MCM 2019/T-Minus 69: Bridge 66

One. Damn. Sign.

All I had to do was take a few extra seconds to look at a sign; my cataracts have NOT impacted my night vision that much. And there was enough moonlight from a waxing gibbous full moon that I could have made it out.

A quarter mile into the run, I ran into a wooden bridge with a sign. One arrow with the words “Mt. Vernon” and the other arrow pointing towards “Washington.” Without taking a proper look at the sign, I took the arrow pointing towards “washington” and ended up running a mile and back on the bridge spanning I-66 towards DC.

My motto for this weekend: “If you can’t see the Potomac River…you’re doing it wrong.” I did see the Potomac as I crossed the bridge, but I was running across it instead of alongside it. That mistake cost me 25 minutes and a lot of burn on a bridge that was kind of steep.

Once I backtracked to the actual MVT, I was fine. The moon was out and my legs were okay. I had to take a couple of early bathroom breaks, but nothing serious. Oh, and the Port-A-John area near Reagan National Airport was much cleaner this year.

The long-sought fork at Daingerfield Park had a sign with the MVT route through Old Town Alexandria, Va. The sign pointed towards the River Route which was along the Potomac. I took the left fork ( following directions! who knew?) and was eventually rewarded with the run down Union Street…just as I had mapped out the night before.

And then things went south…my legs as well as my map direction. My split times were now in the 13 minute range, and as I passed out the Belle Haven Park area, my legs started to tighten up. After the seven mile marker, I just ran out of gas. Cursing myself for burning out trying to get back on course, I slowed to a walk. I vowed to finish the course, “power walking” with some attempts ant getting back into running along the way.

I never found that second wind; the final third of the Trail going into Mount Vernon was a bunch of hills, one after the other. I ran the downhills and the flats when I could, but I didn’t have anything in the tank to try and run all the slopes and inclines on the final stretch. While not an actual trail run, the constant ups and downs were like running a trail run on all asphalt.

I managed to walk into the start line of the Mount Vernon Trail, get my obligatory post-run selfie, and did a brief cool down. Anxious for an epsom salt bath and chocolate milk, I eschewed the troubled DC transit system and called an Uber to take me back to the hotel.

Again: One. Damn. Sign.

In light of this week’s “unqualified success”/”hot garbage,” I am going to cut back this week, going 3 miles, 4 miles and 10 on Sunday. I will push out the 20 miler a week.

Song of the Day: Julie Driscoll-Brian Auger-The Trinity/”This Wheel’s On Fire:”
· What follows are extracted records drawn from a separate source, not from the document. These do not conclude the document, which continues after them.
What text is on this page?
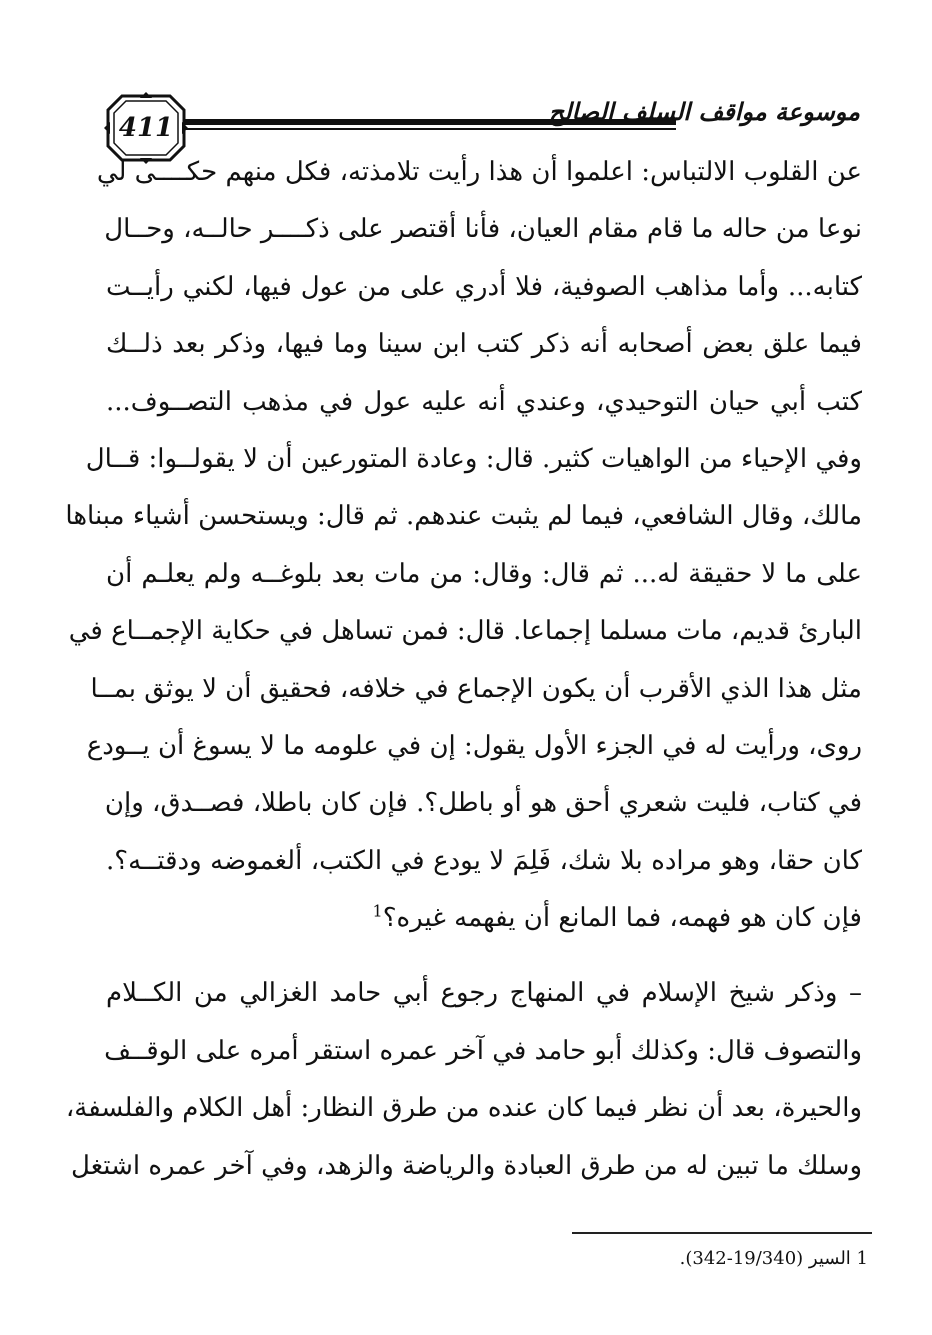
411
موسوعة مواقف السلف الصالح
عن القلوب الالتباس: اعلموا أن هذا رأيت تلامذته، فكل منهم حكــــى لي
نوعا من حاله ما قام مقام العيان، فأنا أقتصر على ذكــــر حالــه، وحــال
كتابه... وأما مذاهب الصوفية، فلا أدري على من عول فيها، لكني رأيــت
فيما علق بعض أصحابه أنه ذكر كتب ابن سينا وما فيها، وذكر بعد ذلــك
كتب أبي حيان التوحيدي، وعندي أنه عليه عول في مذهب التصــوف...
وفي الإحياء من الواهيات كثير. قال: وعادة المتورعين أن لا يقولــوا: قــال
مالك، وقال الشافعي، فيما لم يثبت عندهم. ثم قال: ويستحسن أشياء مبناها
على ما لا حقيقة له... ثم قال: وقال: من مات بعد بلوغــه ولم يعلـم أن
البارئ قديم، مات مسلما إجماعا. قال: فمن تساهل في حكاية الإجمــاع في
مثل هذا الذي الأقرب أن يكون الإجماع في خلافه، فحقيق أن لا يوثق بمــا
روى، ورأيت له في الجزء الأول يقول: إن في علومه ما لا يسوغ أن يــودع
في كتاب، فليت شعري أحق هو أو باطل؟. فإن كان باطلا، فصــدق، وإن
كان حقا، وهو مراده بلا شك، فَلِمَ لا يودع في الكتب، ألغموضه ودقتــه؟.
فإن كان هو فهمه، فما المانع أن يفهمه غيره؟$^1$
– وذكر شيخ الإسلام في المنهاج رجوع أبي حامد الغزالي من الكــلام
والتصوف قال: وكذلك أبو حامد في آخر عمره استقر أمره على الوقــف
والحيرة، بعد أن نظر فيما كان عنده من طرق النظار: أهل الكلام والفلسفة،
وسلك ما تبين له من طرق العبادة والرياضة والزهد، وفي آخر عمره اشتغل
1 السير (19/340-342).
The original song, written by Bob Dylan and performed with The Band on the Basement Tapes, was about God reprimanding Man for reneging on an agreement regarding their relationship. From Genius.com:

“The song title references two famous images from the Old Testament: the vision of wheels within wheels seen by the prophet Ezekiel, and the burning bush seen by Moses. Both of these images defy human explanation and experience, and assert God’s complete mastery over the laws of the material world.
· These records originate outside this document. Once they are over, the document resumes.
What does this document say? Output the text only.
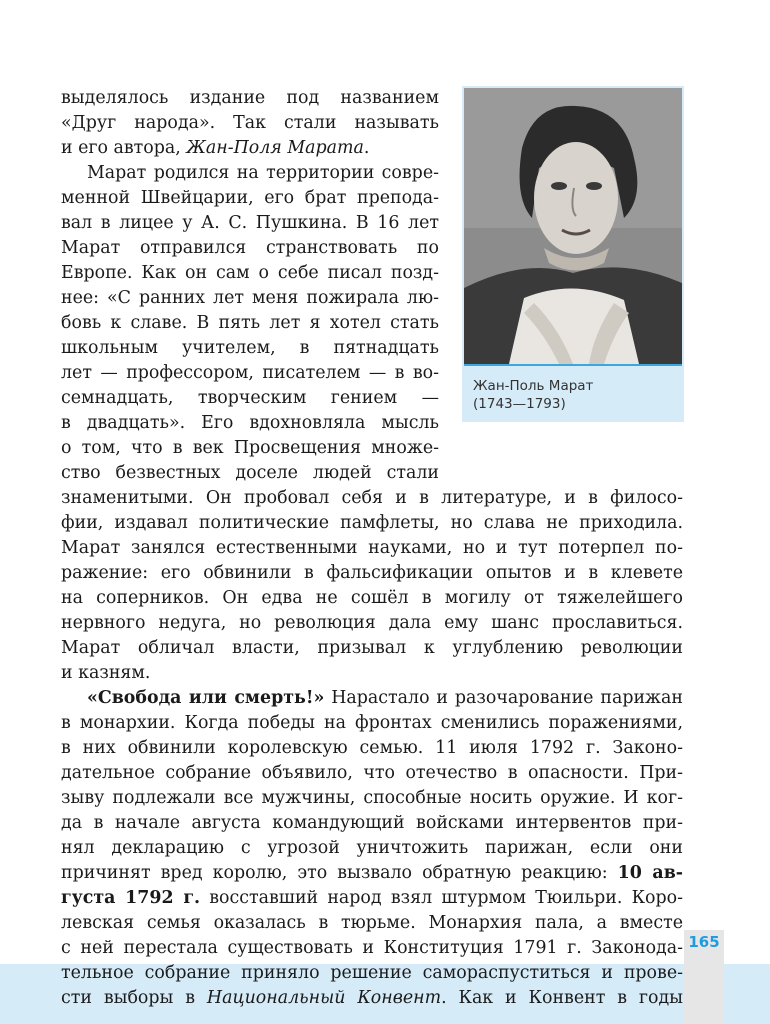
Жан-Поль Марат
(1743—1793)
выделялось издание под названием
«Друг народа». Так стали называть
и его автора, Жан-Поля Марата.
Марат родился на территории совре-
менной Швейцарии, его брат препода-
вал в лицее у А. С. Пушкина. В 16 лет
Марат отправился странствовать по
Европе. Как он сам о себе писал позд-
нее: «С ранних лет меня пожирала лю-
бовь к славе. В пять лет я хотел стать
школьным учителем, в пятнадцать
лет — профессором, писателем — в во-
семнадцать, творческим гением —
в двадцать». Его вдохновляла мысль
о том, что в век Просвещения множе-
ство безвестных доселе людей стали
знаменитыми. Он пробовал себя и в литературе, и в филосо-
фии, издавал политические памфлеты, но слава не приходила.
Марат занялся естественными науками, но и тут потерпел по-
ражение: его обвинили в фальсификации опытов и в клевете
на соперников. Он едва не сошёл в могилу от тяжелейшего
нервного недуга, но революция дала ему шанс прославиться.
Марат обличал власти, призывал к углублению революции
и казням.
«Свобода или смерть!» Нарастало и разочарование парижан
в монархии. Когда победы на фронтах сменились поражениями,
в них обвинили королевскую семью. 11 июля 1792 г. Законо-
дательное собрание объявило, что отечество в опасности. При-
зыву подлежали все мужчины, способные носить оружие. И ког-
да в начале августа командующий войсками интервентов при-
нял декларацию с угрозой уничтожить парижан, если они
причинят вред королю, это вызвало обратную реакцию: 10 ав-
густа 1792 г. восставший народ взял штурмом Тюильри. Коро-
левская семья оказалась в тюрьме. Монархия пала, а вместе
с ней перестала существовать и Конституция 1791 г. Законода-
тельное собрание приняло решение самораспуститься и прове-
сти выборы в Национальный Конвент. Как и Конвент в годы
165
“In this context, the song could be read as God (the singer) chiding Man for expecting a divine response to earthly concerns (much as in the book of Job.) The singer and the person(s) addressed seem to have had some agreement that the addressee forgot or backed out of.

“The apocalyptic image of the chorus suggests man-made (vehicular) destruction, but both the wheel and fire are symbols for the Judeo-Christian God. In the above interpretation, these lines might be saying, “You’ve brought your misery on yourselves by going back on our agreement. I’m as good as dead to you.”
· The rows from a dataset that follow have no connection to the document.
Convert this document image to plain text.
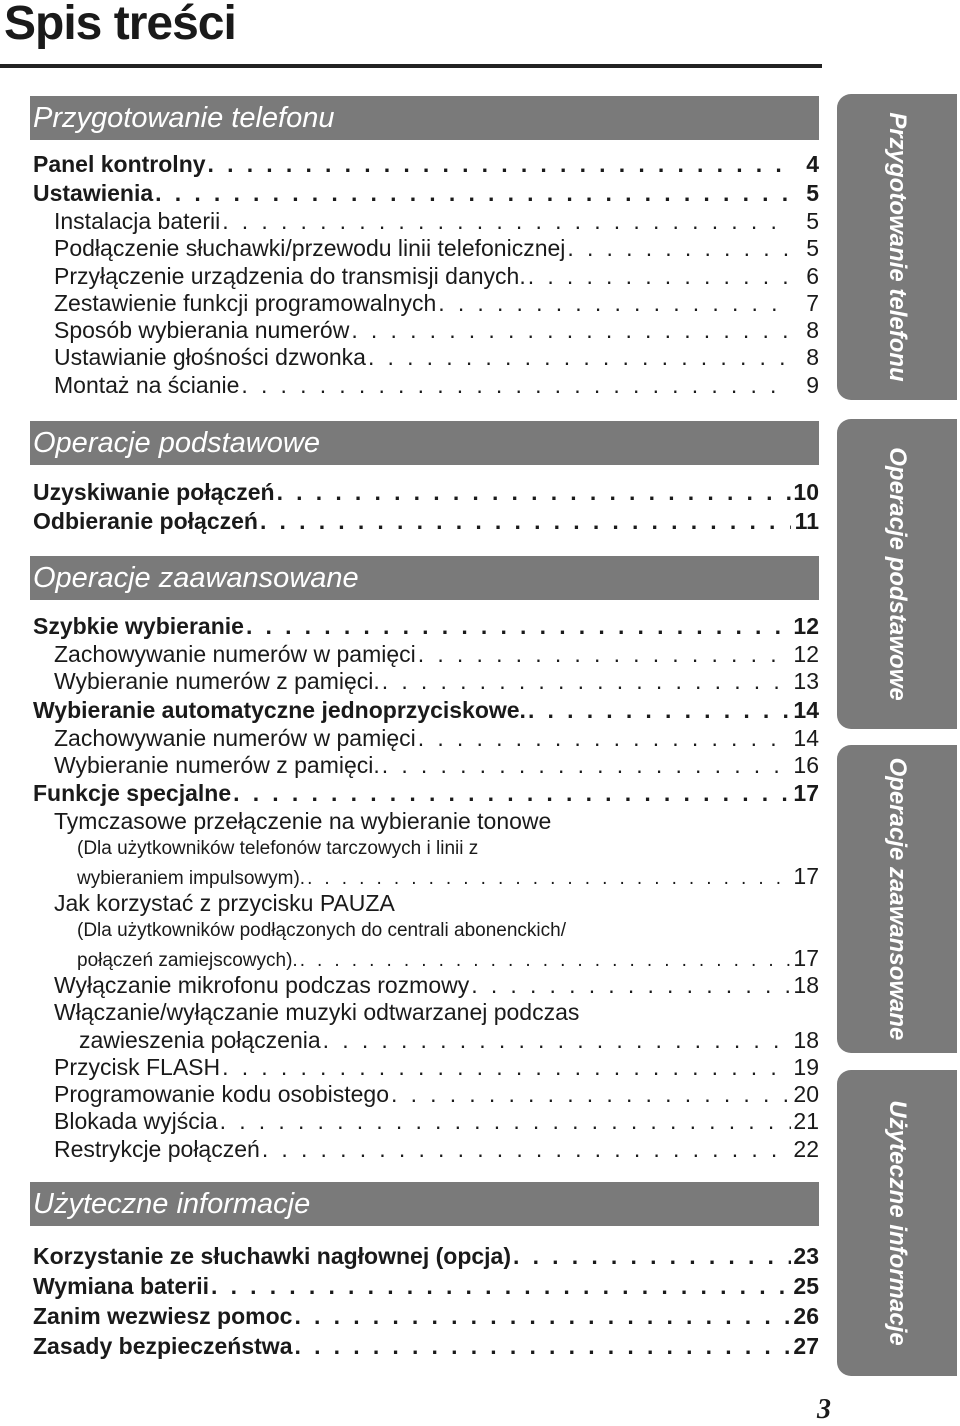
Spis treści
Przygotowanie telefonu
Panel kontrolny . . .	4
Ustawienia . . .	5
Instalacja baterii . . .	5
Podłączenie słuchawki/przewodu linii telefonicznej . . .	5
Przyłączenie urządzenia do transmisji danych. . . .	6
Zestawienie funkcji programowalnych . . .	7
Sposób wybierania numerów . . .	8
Ustawianie głośności dzwonka . . .	8
Montaż na ścianie . . .	9
Operacje podstawowe
Uzyskiwanie połączeń . . .	10
Odbieranie połączeń . . .	11
Operacje zaawansowane
Szybkie wybieranie . . .	12
Zachowywanie numerów w pamięci . . .	12
Wybieranie numerów z pamięci. . . .	13
Wybieranie automatyczne jednoprzyciskowe. . . .	14
Zachowywanie numerów w pamięci . . .	14
Wybieranie numerów z pamięci. . . .	16
Funkcje specjalne . . .	17
Tymczasowe przełączenie na wybieranie tonowe
(Dla użytkowników telefonów tarczowych i linii z
wybieraniem impulsowym). . . .	17
Jak korzystać z przycisku PAUZA
(Dla użytkowników podłączonych do centrali abonenckich/
połączeń zamiejscowych). . . .	17
Wyłączanie mikrofonu podczas rozmowy . . .	18
Włączanie/wyłączanie muzyki odtwarzanej podczas
zawieszenia połączenia . . .	18
Przycisk FLASH . . .	19
Programowanie kodu osobistego . . .	20
Blokada wyjścia . . .	21
Restrykcje połączeń . . .	22
Użyteczne informacje
Korzystanie ze słuchawki nagłownej (opcja) . . .	23
Wymiana baterii . . .	25
Zanim wezwiesz pomoc . . .	26
Zasady bezpieczeństwa . . .	27
Przygotowanie telefonu
Operacje podstawowe
Operacje zaawansowane
Użyteczne informacje
3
As far as Julie, Brian and the two dudes known as the Trinity (and Brian and Julie would have made four), they decided to up the tempo of the song. Julie’s singing is haunting, and Brian’s organ solo at the song makes you wish the song lasted for just a minute or two more because this is going somewhere, dammit!

Post script: About twenty years later, Julie teamed up with Adrian Edmonson to record this song as the theme song for the BBC sitcom Absolutely Fabulous.

I have watched the show, and enjoyed it. Same with the full version of the theme song.